Bir süredir Ankara ile Bağdat arasındaki temaslar hız kazandı. Elbette en dikkat çekici olanı önce Dışişleri Bakanı Hakan Fidan’ın Bağdat-Erbil’i ziyaret etmesiydi. Bu ziyaretin ardından MİT Müsteşarı İbrahim Kalın ve son olarak da Savunma Bakanı Yaşar Güler bölgeye gitti.

Bu karşılıklı ziyaret trafiğini daha da ilginç kılan faktörlerden biri de Haşd-i Şaabi Lideri Falah El Fayyad’ın katılımı oldu. Türkiye yakın zamana kadar İran destekli silahlı grup olan Haşd-i Şaabi’yi de terörist olarak nitelendiriyordu.

Peki Ankara-Bağdat-Erbil hattındaki bu yoğun diplomasi trafiğinden hangi taraf ne bekliyor?

Ankara’dan başlayayım.

Ankara açısından en önemli mesele PKK. Bu çerçevede Bağdat’ın ve Erbil’in tam desteğini almak isteyen Ankara Bağdat ve Erbil’deki muhataplarını ikna etmeye çalışıyor. Elbette Ankara açısından en önemli muhatap Bağdat. Çünkü Bağdat PKK’yı terör örgütü olarak kabul etmiyor. Ayrıca bütçesi Bağdat tarafından sağlanan Haşd-i Şaabi’yi sahada PKK karşıtı operasyonlara dahil edebilmek Ankara açısından çok önemli.

Ankara’nın bir diğer hedefi ise yine PKK meselesinin uzantısı olarak gördüğü Süleymaniye yönetimini örgütten uzaklaştırmak. Bu çerçevede Erbil’i Süleymaniye yönetimine baskı yapması için sıkıştıran Ankara açısından Bağdat’ı ikna etmek zaman alabilir gibi görünüyor.

Çünkü Erbil’deki KDP yönetiminin aksine Süleymaniye’deki KYB yönetiminin İran ile ve buna bağlı olarak Bağdat’taki İran destekli siyasi çevreyle ilişkileri oldukça iyi. Gerçi Ankara bir süredir Süleymaniye’ye yönelik markajını daralttı ve Süleymaniye’ye uçuşları askıya aldı. Ayrıca geçtiğimiz aylarda yapılan Vilayet Meclisleri Seçimlerinde Kerkük’te KYB’nin önünü kesmeye çalışan Ankara Bağdat’ı ve Haşd-ı Şaabi’yi Süleymaniye-PKK ilişkisi çerçevesinde birlikte hareket etmeye ikna etmeye çalışıyor.

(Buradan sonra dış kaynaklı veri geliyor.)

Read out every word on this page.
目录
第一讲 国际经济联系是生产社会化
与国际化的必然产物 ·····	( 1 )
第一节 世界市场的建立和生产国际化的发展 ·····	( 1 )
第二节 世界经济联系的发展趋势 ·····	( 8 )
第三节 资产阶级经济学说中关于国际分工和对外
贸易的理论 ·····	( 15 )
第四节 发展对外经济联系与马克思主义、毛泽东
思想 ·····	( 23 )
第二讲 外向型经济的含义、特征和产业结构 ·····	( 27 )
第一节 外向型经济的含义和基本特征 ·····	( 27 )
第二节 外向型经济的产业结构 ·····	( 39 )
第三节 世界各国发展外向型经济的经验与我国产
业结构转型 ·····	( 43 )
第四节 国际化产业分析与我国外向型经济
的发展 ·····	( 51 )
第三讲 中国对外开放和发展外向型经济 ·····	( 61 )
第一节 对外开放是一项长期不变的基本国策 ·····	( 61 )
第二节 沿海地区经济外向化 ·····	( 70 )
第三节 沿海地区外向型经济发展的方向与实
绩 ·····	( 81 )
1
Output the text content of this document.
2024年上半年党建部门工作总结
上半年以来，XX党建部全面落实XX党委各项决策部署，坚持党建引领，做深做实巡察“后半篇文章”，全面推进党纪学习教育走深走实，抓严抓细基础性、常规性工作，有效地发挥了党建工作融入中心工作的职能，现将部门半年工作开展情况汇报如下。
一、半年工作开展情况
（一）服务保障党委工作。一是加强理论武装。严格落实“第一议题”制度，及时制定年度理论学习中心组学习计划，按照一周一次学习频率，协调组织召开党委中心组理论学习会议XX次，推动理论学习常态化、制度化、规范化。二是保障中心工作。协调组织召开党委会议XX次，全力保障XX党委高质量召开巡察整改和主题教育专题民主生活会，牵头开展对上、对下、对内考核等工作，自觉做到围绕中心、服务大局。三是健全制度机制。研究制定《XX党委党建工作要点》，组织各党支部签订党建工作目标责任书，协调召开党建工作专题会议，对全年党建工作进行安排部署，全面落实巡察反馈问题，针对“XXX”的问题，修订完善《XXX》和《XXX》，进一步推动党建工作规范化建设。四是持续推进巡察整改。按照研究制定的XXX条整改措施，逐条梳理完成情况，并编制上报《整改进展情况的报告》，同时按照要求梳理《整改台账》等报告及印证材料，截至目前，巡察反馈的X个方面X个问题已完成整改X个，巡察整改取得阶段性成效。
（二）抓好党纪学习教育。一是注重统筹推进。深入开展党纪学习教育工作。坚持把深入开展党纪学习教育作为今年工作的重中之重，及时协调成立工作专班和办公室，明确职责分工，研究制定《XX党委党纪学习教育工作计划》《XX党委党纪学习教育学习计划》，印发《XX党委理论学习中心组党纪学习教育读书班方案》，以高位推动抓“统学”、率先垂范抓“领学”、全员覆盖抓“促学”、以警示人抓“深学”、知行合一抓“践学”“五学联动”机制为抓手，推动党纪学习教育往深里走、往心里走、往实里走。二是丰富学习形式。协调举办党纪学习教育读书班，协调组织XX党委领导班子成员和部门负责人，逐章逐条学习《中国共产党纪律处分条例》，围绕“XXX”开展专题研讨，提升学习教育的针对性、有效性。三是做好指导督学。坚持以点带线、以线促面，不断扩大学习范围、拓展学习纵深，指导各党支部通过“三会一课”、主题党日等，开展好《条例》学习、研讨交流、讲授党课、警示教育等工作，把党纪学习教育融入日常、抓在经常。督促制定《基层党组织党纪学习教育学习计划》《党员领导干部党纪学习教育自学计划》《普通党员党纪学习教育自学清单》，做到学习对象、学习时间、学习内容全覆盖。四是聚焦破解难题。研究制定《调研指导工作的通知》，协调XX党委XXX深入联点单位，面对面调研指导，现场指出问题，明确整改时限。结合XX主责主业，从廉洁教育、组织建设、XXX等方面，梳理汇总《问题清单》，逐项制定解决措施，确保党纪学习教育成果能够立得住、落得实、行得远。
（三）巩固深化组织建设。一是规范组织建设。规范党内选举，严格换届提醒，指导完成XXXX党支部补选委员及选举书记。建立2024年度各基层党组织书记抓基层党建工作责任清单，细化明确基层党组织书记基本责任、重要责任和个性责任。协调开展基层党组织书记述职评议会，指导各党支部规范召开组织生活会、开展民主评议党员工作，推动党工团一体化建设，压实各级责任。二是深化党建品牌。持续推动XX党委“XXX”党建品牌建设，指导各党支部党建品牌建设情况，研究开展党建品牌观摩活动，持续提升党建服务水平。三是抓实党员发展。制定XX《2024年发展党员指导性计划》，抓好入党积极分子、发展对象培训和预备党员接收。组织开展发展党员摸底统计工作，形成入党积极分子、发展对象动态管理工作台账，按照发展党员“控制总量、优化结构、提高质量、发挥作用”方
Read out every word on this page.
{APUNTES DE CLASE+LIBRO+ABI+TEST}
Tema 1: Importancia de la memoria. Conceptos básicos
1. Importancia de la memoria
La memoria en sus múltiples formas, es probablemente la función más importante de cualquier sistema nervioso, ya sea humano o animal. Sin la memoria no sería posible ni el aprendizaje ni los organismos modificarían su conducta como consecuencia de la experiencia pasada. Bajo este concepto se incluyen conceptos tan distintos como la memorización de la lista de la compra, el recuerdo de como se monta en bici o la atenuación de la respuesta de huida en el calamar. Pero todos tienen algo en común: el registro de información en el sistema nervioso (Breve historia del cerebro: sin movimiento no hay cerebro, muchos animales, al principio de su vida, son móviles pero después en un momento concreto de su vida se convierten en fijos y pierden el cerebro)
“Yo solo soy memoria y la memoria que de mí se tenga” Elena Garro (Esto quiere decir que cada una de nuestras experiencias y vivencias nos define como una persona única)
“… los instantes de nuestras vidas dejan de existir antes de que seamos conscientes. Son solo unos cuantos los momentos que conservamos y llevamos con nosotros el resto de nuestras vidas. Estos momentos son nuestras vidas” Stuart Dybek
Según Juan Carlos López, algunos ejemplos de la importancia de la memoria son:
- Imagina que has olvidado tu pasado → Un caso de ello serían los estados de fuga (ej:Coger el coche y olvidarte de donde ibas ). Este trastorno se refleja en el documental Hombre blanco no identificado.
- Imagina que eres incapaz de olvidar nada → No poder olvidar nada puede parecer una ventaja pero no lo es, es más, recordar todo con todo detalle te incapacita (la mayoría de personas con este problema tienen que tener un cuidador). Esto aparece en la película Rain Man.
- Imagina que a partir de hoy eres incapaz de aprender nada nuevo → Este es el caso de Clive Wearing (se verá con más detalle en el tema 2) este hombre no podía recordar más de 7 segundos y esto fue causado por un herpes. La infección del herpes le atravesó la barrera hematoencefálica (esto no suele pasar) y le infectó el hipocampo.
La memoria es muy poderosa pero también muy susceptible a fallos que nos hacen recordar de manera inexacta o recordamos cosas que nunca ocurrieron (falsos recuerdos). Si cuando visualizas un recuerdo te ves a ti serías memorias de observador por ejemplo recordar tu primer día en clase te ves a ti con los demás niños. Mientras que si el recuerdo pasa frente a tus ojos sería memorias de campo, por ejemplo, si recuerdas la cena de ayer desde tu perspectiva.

Bağdat açısından Ankara-Erbil hattındaki diplomasi trafiğinin gündeminde ‘kuru kanal’ adı verilen bir ticaret hattı projesi var.

Basra Körfezi’ni Necef’e, Necef’i Bağdat’a ve Bağdat’ı Türkiye üzerinden Avrupa’ya bağlaması öngörülen hat için tahmin edilen bütçe 17 milyar dolar civarında.

Bağdat’tan yapılan açıklamalara bakılırsa Bağdat, hat konusunda oldukça heyecanlı ve şimdiden hattın Irak toprakları içindeki kısmını finanse etmek üzere körfez ülkeleri ile temaslara başlamış. Yine Bağdat merkezli haberlerde körfez ülkelerinin bu hatla yakından ilgilendiği vurgulanıyor.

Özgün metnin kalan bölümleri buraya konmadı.